Through the Looking Glass presents an overview of this last period, with a selection of work Moses produced over the last five years of his life. The work is ambitious and adventurous, and is marked by the artist’s spontaneity and expansive visual vocabulary.
The exhibition reveals an artist fully engaged, working in the moment, embracing a career’s worth of stylistic approaches, while incorporating new ones, as Moses boldly entered the labyrinths of the creative process. The works are dramatic in scope and exemplify the breadth of his reach.
The title of the exhibition is from Lewis Carroll, one of Moses’s favorite writers, and refers to one of the artist’s fundamental beliefs - that art, at its best, is a portal to the unknown, through which one is transported to magical realms.
Moses did not paint to express; he painted to discover. Restless curiosity was his driving force - chance and circumstance his guiding principles. Often Moses would see the ghost images that appeared on the backs of his paintings as the very point and pith of the effort - subconscious postern doors opening to new dimensions through a willingness to embrace the unexpected.
It has been a year since Ed Moses has passed to the other side of the looking glass. We are honored to present these late works, by this incredibly gifted, committed, and important painter.
Moses obsessively mined the possibilities of abstract painting for over 60 years, leaving an indelible mark on the contemporary art world. He was extraordinarily productive, and as he entered his 90s, he showed little signs of slowing down, painting daily, as he had done for decades, outdoors at his Venice studio, and attending numerous exhibitions of his work at various venues throughout the city.

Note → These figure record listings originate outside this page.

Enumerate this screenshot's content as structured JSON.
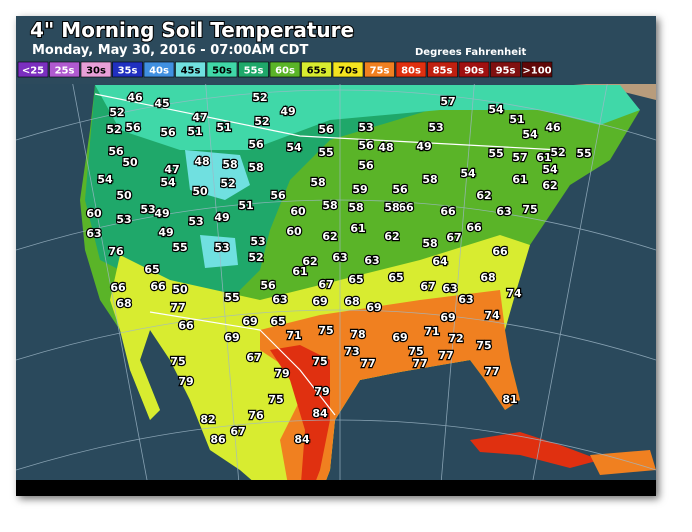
{
  "header": {
    "title": "4\" Morning Soil Temperature",
    "subtitle": "Monday, May 30, 2016 - 07:00AM CDT",
    "units": "Degrees Fahrenheit"
  },
  "legend": [
    {
      "label": "<25",
      "color": "#7b2fbf"
    },
    {
      "label": "25s",
      "color": "#b05ad0"
    },
    {
      "label": "30s",
      "color": "#e8a0d8"
    },
    {
      "label": "35s",
      "color": "#2030c0"
    },
    {
      "label": "40s",
      "color": "#4090e0"
    },
    {
      "label": "45s",
      "color": "#70e0e0"
    },
    {
      "label": "50s",
      "color": "#40d8a8"
    },
    {
      "label": "55s",
      "color": "#1fa86a"
    },
    {
      "label": "60s",
      "color": "#5ab428"
    },
    {
      "label": "65s",
      "color": "#d8ec30"
    },
    {
      "label": "70s",
      "color": "#f4e420"
    },
    {
      "label": "75s",
      "color": "#f08020"
    },
    {
      "label": "80s",
      "color": "#e03010"
    },
    {
      "label": "85s",
      "color": "#c02010"
    },
    {
      "label": "90s",
      "color": "#a01010"
    },
    {
      "label": "95s",
      "color": "#801010"
    },
    {
      "label": ">100",
      "color": "#600808"
    }
  ],
  "stations": [
    52,
    46,
    45,
    52,
    49,
    52,
    47,
    51,
    56,
    51,
    57,
    54,
    51,
    46,
    54,
    53,
    53,
    56,
    52,
    56,
    56,
    50,
    54,
    50,
    53,
    49,
    53,
    60,
    63,
    76,
    49,
    55,
    53,
    49,
    53,
    53,
    52,
    51,
    48,
    47,
    54,
    50,
    52,
    58,
    58,
    56,
    54,
    55,
    56,
    48,
    49,
    56,
    58,
    56,
    60,
    58,
    59,
    56,
    58,
    54,
    55,
    57,
    61,
    61,
    52,
    55,
    54,
    62,
    62,
    63,
    75,
    66,
    67,
    58,
    64,
    62,
    61,
    62,
    60,
    66,
    66,
    58,
    58,
    62,
    63,
    63,
    61,
    67,
    65,
    65,
    67,
    63,
    63,
    68,
    66,
    74,
    74,
    69,
    71,
    72,
    75,
    69,
    78,
    75,
    71,
    65,
    69,
    63,
    69,
    68,
    69,
    56,
    55,
    50,
    66,
    65,
    66,
    68,
    77,
    66,
    69,
    67,
    79,
    75,
    73,
    77,
    75,
    77,
    77,
    77,
    81,
    75,
    79,
    82,
    86,
    67,
    76,
    75,
    79,
    84,
    84
  ]
}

Moses received national and international recognition for his singular, categorically evasive practice. Known for his restless intensity and ever-evolving style, Moses was considered one of LA’s most innovative painters, and a central figure in the city’s art scene since first gracing the walls of its legendary Ferus Gallery in 1958. Moses often referred to himself as a “mutator," driven less by the desire for self-expression than by a voracious appetite for experimentation and discovery. Describing his approach, Moses said, “The rational mind constantly wants to be in charge. The other parts want to fly. My painting is the encounter between the mind’s necessity for control and its yearning to fly, to be free from our ever- confining skull.”
A 200-page, fully illustrated artist monograph is forthcoming in 2019, and will include critical essays about the artist’s life and work by Richard Davey, Ph.D., author, and Chaplain at Nottingham Trent University, UK; and Thomas Krens, former Director of the Solomon R. Guggenheim Foundation in New York City, and current Senior Advisor for International Affairs.